Originally Posted by Wildwood View Post
Has anyone measured airflow of a 42mm front tire compared to a 28mm to see if any 'rolling resistance advantage' is negated by aerodynamic disadvantages? At say, 18mph.
I'm sure someone has. I don't know the answer. At 18 mph, I'd be surprised if it's a significant effect. At 30 mph, it probably is. In both cases, it's probably on the order of things that would cost you a handful of seconds in a time trial.


Originally Posted by Wildwood View Post
For a purely gravel ride the tire width should be commensurate with the size of the gravel, regardless of the rolling resistance. Right? Like riding over the underdeveloped road to the Oregon Coast??? If I remember the thread the best tire size for the worst section would have been 3" fat bike tires. Not the whole route by even a tiny fraction, but on a 100mi road route with some light packed gravel for 5mi = Do you ride 44mm tires or 28s? No right or wrong, just preference.

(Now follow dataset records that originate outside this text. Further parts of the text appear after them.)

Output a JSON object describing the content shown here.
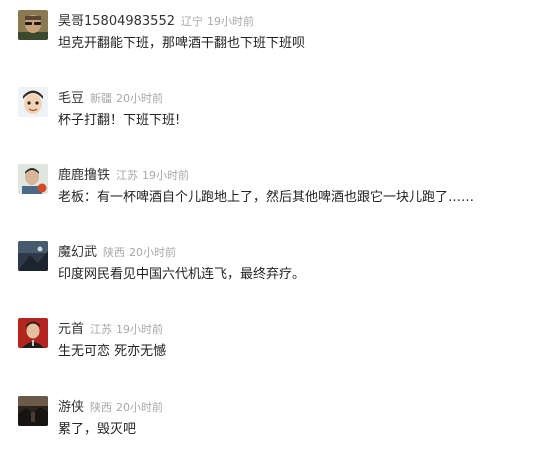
{
  "comments": [
    {
      "username": "昊哥15804983552",
      "region": "辽宁",
      "time": "19小时前",
      "text": "坦克开翻能下班，那啤酒干翻也下班下班呗",
      "avatar": {
        "icon": "sunglasses-man-avatar",
        "bg": "#8a7a52"
      }
    },
    {
      "username": "毛豆",
      "region": "新疆",
      "time": "20小时前",
      "text": "杯子打翻！下班下班!",
      "avatar": {
        "icon": "cartoon-boy-avatar",
        "bg": "#eef3f7"
      }
    },
    {
      "username": "鹿鹿撸铁",
      "region": "江苏",
      "time": "19小时前",
      "text": "老板：有一杯啤酒自个儿跑地上了，然后其他啤酒也跟它一块儿跑了……",
      "avatar": {
        "icon": "portrait-badge-avatar",
        "bg": "#dfe6e0"
      }
    },
    {
      "username": "魔幻武",
      "region": "陕西",
      "time": "20小时前",
      "text": "印度网民看见中国六代机连飞，最终弃疗。",
      "avatar": {
        "icon": "dark-scene-avatar",
        "bg": "#2e3a48"
      }
    },
    {
      "username": "元首",
      "region": "江苏",
      "time": "19小时前",
      "text": "生无可恋 死亦无憾",
      "avatar": {
        "icon": "red-portrait-avatar",
        "bg": "#b32620"
      }
    },
    {
      "username": "游侠",
      "region": "陕西",
      "time": "20小时前",
      "text": "累了，毁灭吧",
      "avatar": {
        "icon": "dark-landscape-avatar",
        "bg": "#2a241e"
      }
    }
  ]
}
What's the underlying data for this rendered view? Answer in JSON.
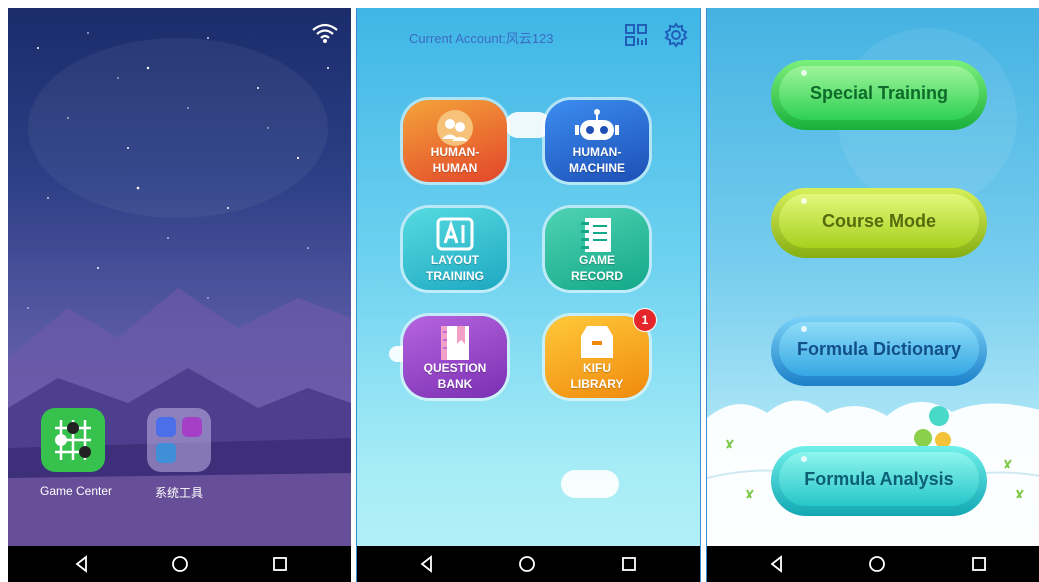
{
  "home": {
    "apps": [
      {
        "label": "Game Center"
      },
      {
        "label": "系统工具"
      }
    ]
  },
  "menu": {
    "account": "Current Account:风云123",
    "tiles": [
      {
        "line1": "HUMAN-",
        "line2": "HUMAN",
        "color": "#e8572a"
      },
      {
        "line1": "HUMAN-",
        "line2": "MACHINE",
        "color": "#2b6fd6"
      },
      {
        "line1": "LAYOUT",
        "line2": "TRAINING",
        "color": "#2cc1cf"
      },
      {
        "line1": "GAME",
        "line2": "RECORD",
        "color": "#20b69d"
      },
      {
        "line1": "QUESTION",
        "line2": "BANK",
        "color": "#8a3fc0"
      },
      {
        "line1": "KIFU",
        "line2": "LIBRARY",
        "color": "#f2a112"
      }
    ],
    "kifu_badge": "1"
  },
  "modes": {
    "buttons": [
      {
        "label": "Special Training",
        "color": "#2fcf55"
      },
      {
        "label": "Course Mode",
        "color": "#9bcd1a"
      },
      {
        "label": "Formula Dictionary",
        "color": "#2fa6e0"
      },
      {
        "label": "Formula Analysis",
        "color": "#22c4c4"
      }
    ]
  }
}
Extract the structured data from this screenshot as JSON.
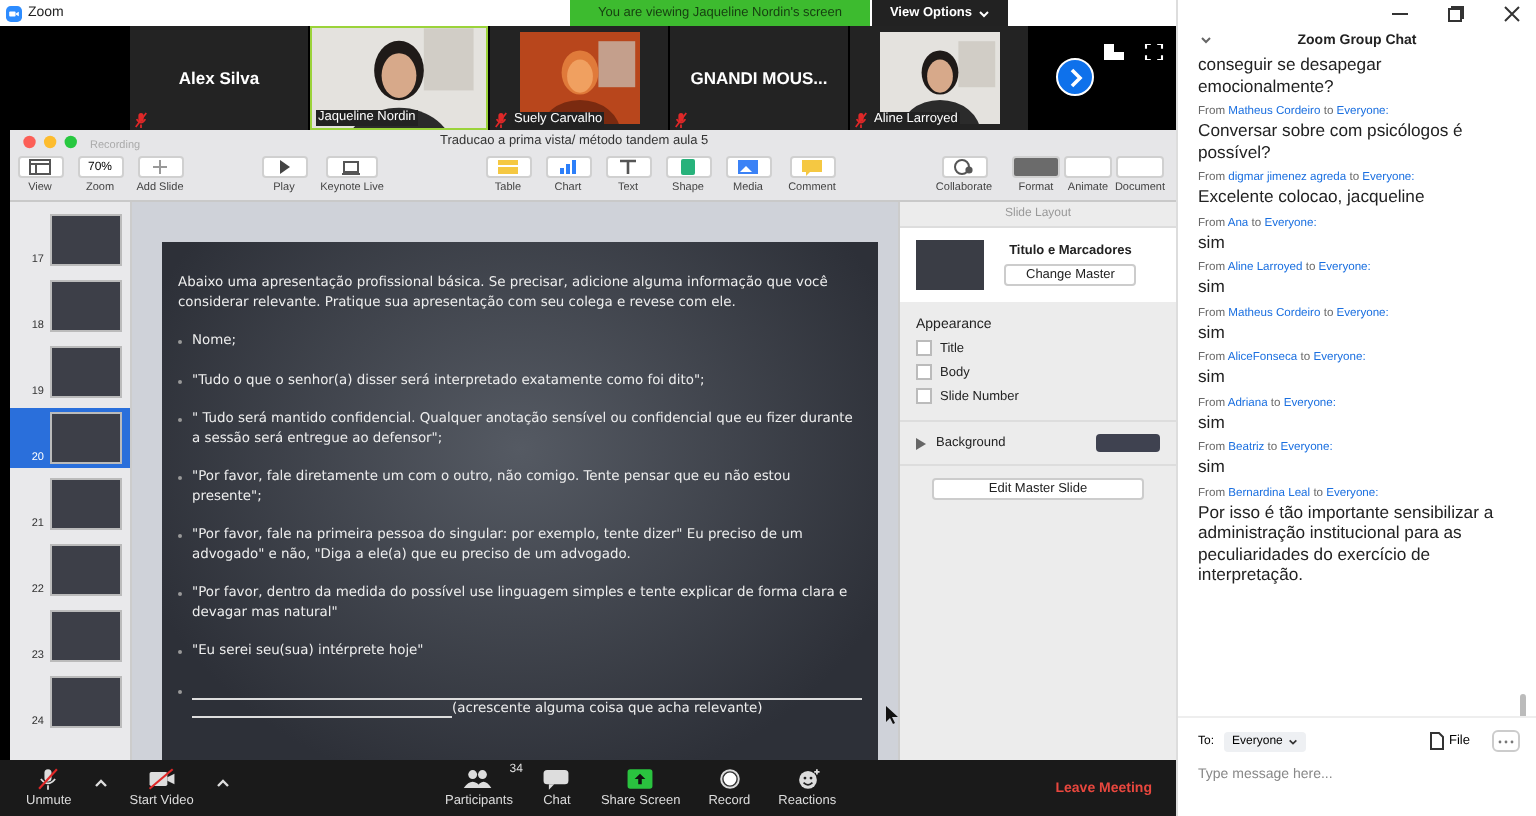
{
  "app_title": "Zoom",
  "share_banner": "You are viewing Jaqueline Nordin's screen",
  "view_options": "View Options",
  "participants": [
    {
      "name": "Alex Silva",
      "video": false,
      "muted": true,
      "speaking": false
    },
    {
      "name": "Jaqueline Nordin",
      "video": true,
      "muted": false,
      "speaking": true
    },
    {
      "name": "Suely Carvalho",
      "video": true,
      "muted": true,
      "speaking": false
    },
    {
      "name": "GNANDI  MOUS...",
      "video": false,
      "muted": true,
      "speaking": false
    },
    {
      "name": "Aline Larroyed",
      "video": true,
      "muted": true,
      "speaking": false
    }
  ],
  "keynote": {
    "title": "Traducao a prima vista/ método tandem aula 5",
    "recording": "Recording",
    "toolbar": [
      {
        "label": "View",
        "kind": "view"
      },
      {
        "label": "Zoom",
        "kind": "zoom",
        "value": "70%"
      },
      {
        "label": "Add Slide",
        "kind": "add"
      },
      {
        "label": "Play",
        "kind": "play"
      },
      {
        "label": "Keynote Live",
        "kind": "live"
      },
      {
        "label": "Table",
        "kind": "table"
      },
      {
        "label": "Chart",
        "kind": "chart"
      },
      {
        "label": "Text",
        "kind": "text"
      },
      {
        "label": "Shape",
        "kind": "shape"
      },
      {
        "label": "Media",
        "kind": "media"
      },
      {
        "label": "Comment",
        "kind": "comment"
      },
      {
        "label": "Collaborate",
        "kind": "collab"
      }
    ],
    "inspector_tabs": [
      {
        "label": "Format",
        "selected": true
      },
      {
        "label": "Animate",
        "selected": false
      },
      {
        "label": "Document",
        "selected": false
      }
    ],
    "slides": [
      {
        "number": "17",
        "selected": false
      },
      {
        "number": "18",
        "selected": false
      },
      {
        "number": "19",
        "selected": false
      },
      {
        "number": "20",
        "selected": true
      },
      {
        "number": "21",
        "selected": false
      },
      {
        "number": "22",
        "selected": false
      },
      {
        "number": "23",
        "selected": false
      },
      {
        "number": "24",
        "selected": false
      }
    ],
    "slide": {
      "intro": "Abaixo uma apresentação profissional básica. Se precisar, adicione alguma informação que você considerar relevante. Pratique sua apresentação com seu colega e revese com ele.",
      "items": [
        {
          "kind": "text",
          "text": "Nome;"
        },
        {
          "kind": "text",
          "text": "\"Tudo o que o senhor(a) disser será interpretado exatamente como foi dito\";"
        },
        {
          "kind": "text",
          "text": "\" Tudo será mantido confidencial. Qualquer anotação sensível ou confidencial que eu fizer durante a sessão será entregue ao defensor\";"
        },
        {
          "kind": "text",
          "text": "\"Por favor, fale diretamente um com o outro, não comigo. Tente pensar que eu não estou presente\";"
        },
        {
          "kind": "text",
          "text": "\"Por favor, fale na primeira pessoa do singular: por exemplo, tente dizer\" Eu preciso de um advogado\" e não, \"Diga a ele(a) que eu preciso de um advogado."
        },
        {
          "kind": "text",
          "text": "\"Por favor, dentro da medida do possível use linguagem simples e tente explicar de forma clara e devagar mas natural\""
        },
        {
          "kind": "text",
          "text": "\"Eu serei seu(sua) intérprete hoje\""
        },
        {
          "kind": "blank",
          "text": "(acrescente alguma coisa que acha relevante)"
        }
      ]
    },
    "inspector": {
      "header": "Slide Layout",
      "layout_name": "Titulo e Marcadores",
      "change_master": "Change Master",
      "appearance": "Appearance",
      "options": [
        {
          "label": "Title",
          "checked": false
        },
        {
          "label": "Body",
          "checked": false
        },
        {
          "label": "Slide Number",
          "checked": false
        }
      ],
      "background": "Background",
      "edit_master": "Edit Master Slide"
    }
  },
  "toolbar": [
    {
      "label": "Unmute",
      "kind": "mic"
    },
    {
      "label": "Start Video",
      "kind": "video"
    },
    {
      "label": "Participants",
      "kind": "people",
      "count": "34"
    },
    {
      "label": "Chat",
      "kind": "chat"
    },
    {
      "label": "Share Screen",
      "kind": "share"
    },
    {
      "label": "Record",
      "kind": "record"
    },
    {
      "label": "Reactions",
      "kind": "react"
    }
  ],
  "leave": "Leave Meeting",
  "chat": {
    "title": "Zoom Group Chat",
    "messages": [
      {
        "text": "conseguir se desapegar emocionalmente?"
      },
      {
        "from_word": "From",
        "from": "Matheus Cordeiro",
        "to_word": "to",
        "to": "Everyone:",
        "text": "Conversar sobre com psicólogos é possível?"
      },
      {
        "from_word": "From",
        "from": "digmar jimenez agreda",
        "to_word": "to",
        "to": "Everyone:",
        "text": "Excelente colocao, jacqueline"
      },
      {
        "from_word": "From",
        "from": "Ana",
        "to_word": "to",
        "to": "Everyone:",
        "text": "sim"
      },
      {
        "from_word": "From",
        "from": "Aline Larroyed",
        "to_word": "to",
        "to": "Everyone:",
        "text": "sim"
      },
      {
        "from_word": "From",
        "from": "Matheus Cordeiro",
        "to_word": "to",
        "to": "Everyone:",
        "text": "sim"
      },
      {
        "from_word": "From",
        "from": "AliceFonseca",
        "to_word": "to",
        "to": "Everyone:",
        "text": "sim"
      },
      {
        "from_word": "From",
        "from": "Adriana",
        "to_word": "to",
        "to": "Everyone:",
        "text": "sim"
      },
      {
        "from_word": "From",
        "from": "Beatriz",
        "to_word": "to",
        "to": "Everyone:",
        "text": "sim"
      },
      {
        "from_word": "From",
        "from": "Bernardina Leal",
        "to_word": "to",
        "to": "Everyone:",
        "text": "Por isso é tão importante sensibilizar a administração institucional para as peculiaridades do exercício de interpretação."
      }
    ],
    "to_label": "To:",
    "recipient": "Everyone",
    "file": "File",
    "placeholder": "Type message here..."
  }
}
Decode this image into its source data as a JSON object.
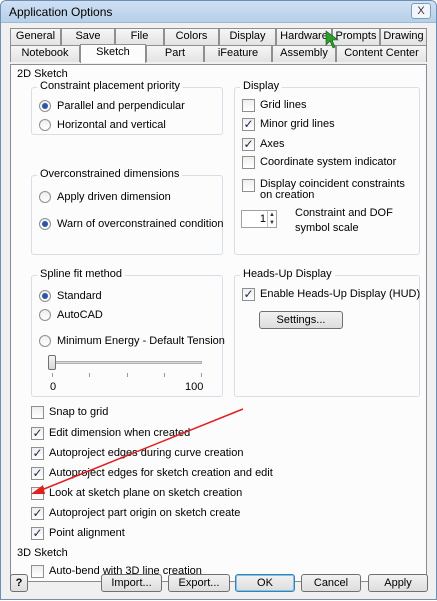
{
  "window": {
    "title": "Application Options",
    "close_glyph": "X"
  },
  "tabs_top": [
    "General",
    "Save",
    "File",
    "Colors",
    "Display",
    "Hardware",
    "Prompts",
    "Drawing"
  ],
  "tabs_bottom": [
    "Notebook",
    "Sketch",
    "Part",
    "iFeature",
    "Assembly",
    "Content Center"
  ],
  "active_tab": "Sketch",
  "sketch2d": {
    "section_label": "2D Sketch",
    "constraint_priority": {
      "title": "Constraint placement priority",
      "options": [
        "Parallel and perpendicular",
        "Horizontal and vertical"
      ],
      "selected": 0
    },
    "overconstrained": {
      "title": "Overconstrained dimensions",
      "options": [
        "Apply driven dimension",
        "Warn of overconstrained condition"
      ],
      "selected": 1
    },
    "display": {
      "title": "Display",
      "items": [
        {
          "label": "Grid lines",
          "checked": false
        },
        {
          "label": "Minor grid lines",
          "checked": true
        },
        {
          "label": "Axes",
          "checked": true
        },
        {
          "label": "Coordinate system indicator",
          "checked": false
        },
        {
          "label": "Display coincident constraints on creation",
          "checked": false
        }
      ],
      "spin_value": "1",
      "spin_label": "Constraint and DOF symbol scale"
    },
    "spline": {
      "title": "Spline fit method",
      "options": [
        "Standard",
        "AutoCAD",
        "Minimum Energy - Default Tension"
      ],
      "selected": 0,
      "slider_min": "0",
      "slider_max": "100",
      "slider_value": 0
    },
    "hud": {
      "title": "Heads-Up Display",
      "enable_label": "Enable Heads-Up Display (HUD)",
      "enabled": true,
      "settings_label": "Settings..."
    },
    "options": [
      {
        "label": "Snap to grid",
        "checked": false
      },
      {
        "label": "Edit dimension when created",
        "checked": true
      },
      {
        "label": "Autoproject edges during curve creation",
        "checked": true
      },
      {
        "label": "Autoproject edges for sketch creation and edit",
        "checked": true
      },
      {
        "label": "Look at sketch plane on sketch creation",
        "checked": false
      },
      {
        "label": "Autoproject part origin on sketch create",
        "checked": true
      },
      {
        "label": "Point alignment",
        "checked": true
      }
    ]
  },
  "sketch3d": {
    "section_label": "3D Sketch",
    "auto_bend_label": "Auto-bend with 3D line creation",
    "auto_bend": false
  },
  "footer": {
    "help_glyph": "?",
    "import_label": "Import...",
    "export_label": "Export...",
    "ok_label": "OK",
    "cancel_label": "Cancel",
    "apply_label": "Apply"
  },
  "colors": {
    "annotation_arrow": "#e02020",
    "cursor": "#2e9e2e",
    "accent": "#2b56a8"
  }
}
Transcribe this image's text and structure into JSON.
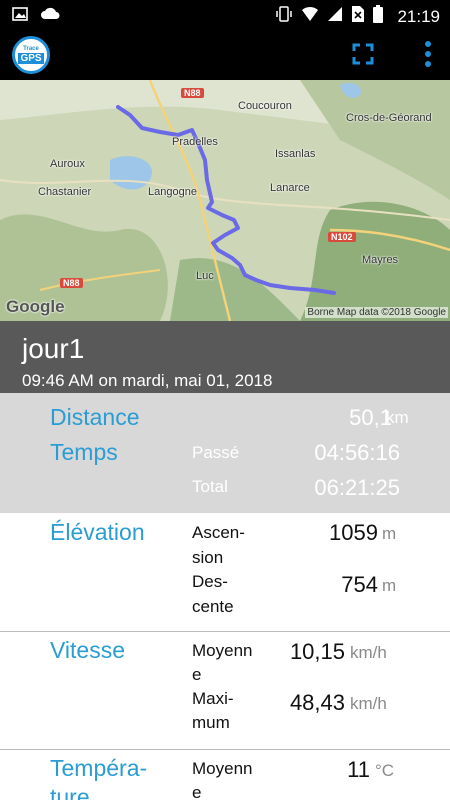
{
  "status_bar": {
    "time": "21:19"
  },
  "app": {
    "logo_top": "Trace",
    "logo_main": "GPS"
  },
  "map": {
    "places": [
      "Coucouron",
      "Cros-de-Géorand",
      "Pradelles",
      "Issanlas",
      "Auroux",
      "Chastanier",
      "Langogne",
      "Lanarce",
      "Mayres",
      "Luc"
    ],
    "roads": [
      "N88",
      "N102",
      "N88"
    ],
    "google_logo": "Google",
    "attribution": "Borne Map data ©2018 Google"
  },
  "track": {
    "name": "jour1",
    "date": "09:46 AM on mardi, mai 01, 2018"
  },
  "stats": {
    "distance": {
      "label": "Distance",
      "value": "50,1",
      "unit": "km"
    },
    "temps": {
      "label": "Temps",
      "passe_label": "Passé",
      "passe_value": "04:56:16",
      "total_label": "Total",
      "total_value": "06:21:25"
    },
    "elevation": {
      "label": "Élévation",
      "ascension_label1": "Ascen-",
      "ascension_label2": "sion",
      "ascension_value": "1059",
      "ascension_unit": "m",
      "descente_label1": "Des-",
      "descente_label2": "cente",
      "descente_value": "754",
      "descente_unit": "m"
    },
    "vitesse": {
      "label": "Vitesse",
      "moyenne_label1": "Moyenn",
      "moyenne_label2": "e",
      "moyenne_value": "10,15",
      "moyenne_unit": "km/h",
      "maximum_label1": "Maxi-",
      "maximum_label2": "mum",
      "maximum_value": "48,43",
      "maximum_unit": "km/h"
    },
    "temperature": {
      "label1": "Tempéra-",
      "label2": "ture",
      "moyenne_label1": "Moyenn",
      "moyenne_label2": "e",
      "moyenne_value": "11",
      "moyenne_unit": "°C"
    }
  },
  "colors": {
    "accent": "#2a9dd4",
    "header_bg": "#595959",
    "stats_gray": "#d8d8d8",
    "route": "#6a6ae6"
  }
}
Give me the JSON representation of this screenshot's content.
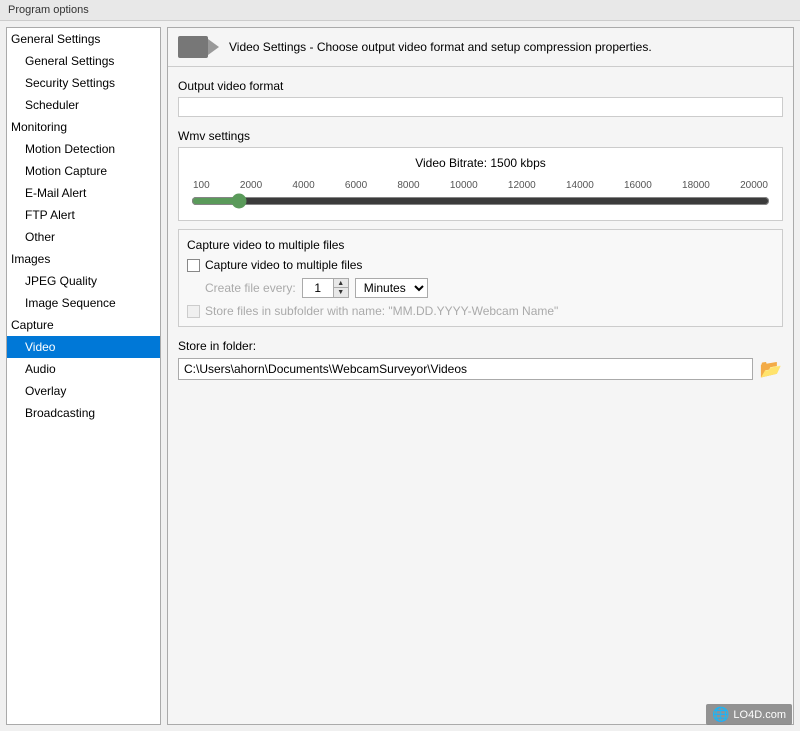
{
  "window": {
    "title": "Program options"
  },
  "sidebar": {
    "groups": [
      {
        "label": "General Settings",
        "children": [
          {
            "label": "General Settings",
            "selected": false
          },
          {
            "label": "Security Settings",
            "selected": false
          },
          {
            "label": "Scheduler",
            "selected": false
          }
        ]
      },
      {
        "label": "Monitoring",
        "children": [
          {
            "label": "Motion Detection",
            "selected": false
          },
          {
            "label": "Motion Capture",
            "selected": false
          },
          {
            "label": "E-Mail Alert",
            "selected": false
          },
          {
            "label": "FTP Alert",
            "selected": false
          },
          {
            "label": "Other",
            "selected": false
          }
        ]
      },
      {
        "label": "Images",
        "children": [
          {
            "label": "JPEG Quality",
            "selected": false
          },
          {
            "label": "Image Sequence",
            "selected": false
          }
        ]
      },
      {
        "label": "Capture",
        "children": [
          {
            "label": "Video",
            "selected": true
          },
          {
            "label": "Audio",
            "selected": false
          },
          {
            "label": "Overlay",
            "selected": false
          },
          {
            "label": "Broadcasting",
            "selected": false
          }
        ]
      }
    ]
  },
  "main": {
    "header_text": "Video Settings - Choose output video format and setup compression properties.",
    "output_video_format_label": "Output video format",
    "wmv_settings_label": "Wmv settings",
    "bitrate_label": "Video Bitrate:  1500 kbps",
    "slider": {
      "min": 100,
      "max": 20000,
      "value": 1500,
      "ticks": [
        "100",
        "2000",
        "4000",
        "6000",
        "8000",
        "10000",
        "12000",
        "14000",
        "16000",
        "18000",
        "20000"
      ]
    },
    "capture_section": {
      "title": "Capture video to multiple files",
      "checkbox_label": "Capture video to multiple files",
      "create_file_label": "Create file every:",
      "create_file_value": "1",
      "create_file_unit": "Minutes",
      "subfolder_label": "Store files in subfolder with name: \"MM.DD.YYYY-Webcam Name\"",
      "subfolder_checked": false,
      "checkbox_checked": false
    },
    "store_folder": {
      "label": "Store in folder:",
      "path": "C:\\Users\\ahorn\\Documents\\WebcamSurveyor\\Videos"
    }
  },
  "watermark": {
    "text": "LO4D.com"
  }
}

Yeah, so this is the other place where the good news of wide tires being fast is useful information. If I'm riding on gravel, I'd like to have a wider tire, but if the gravel is a small portion of the route I'm riding, I don't want to sacrifice enjoyment of the paved miles just for a short gravel segment. But if I have wide tires that roll well on pavement, I don't have to.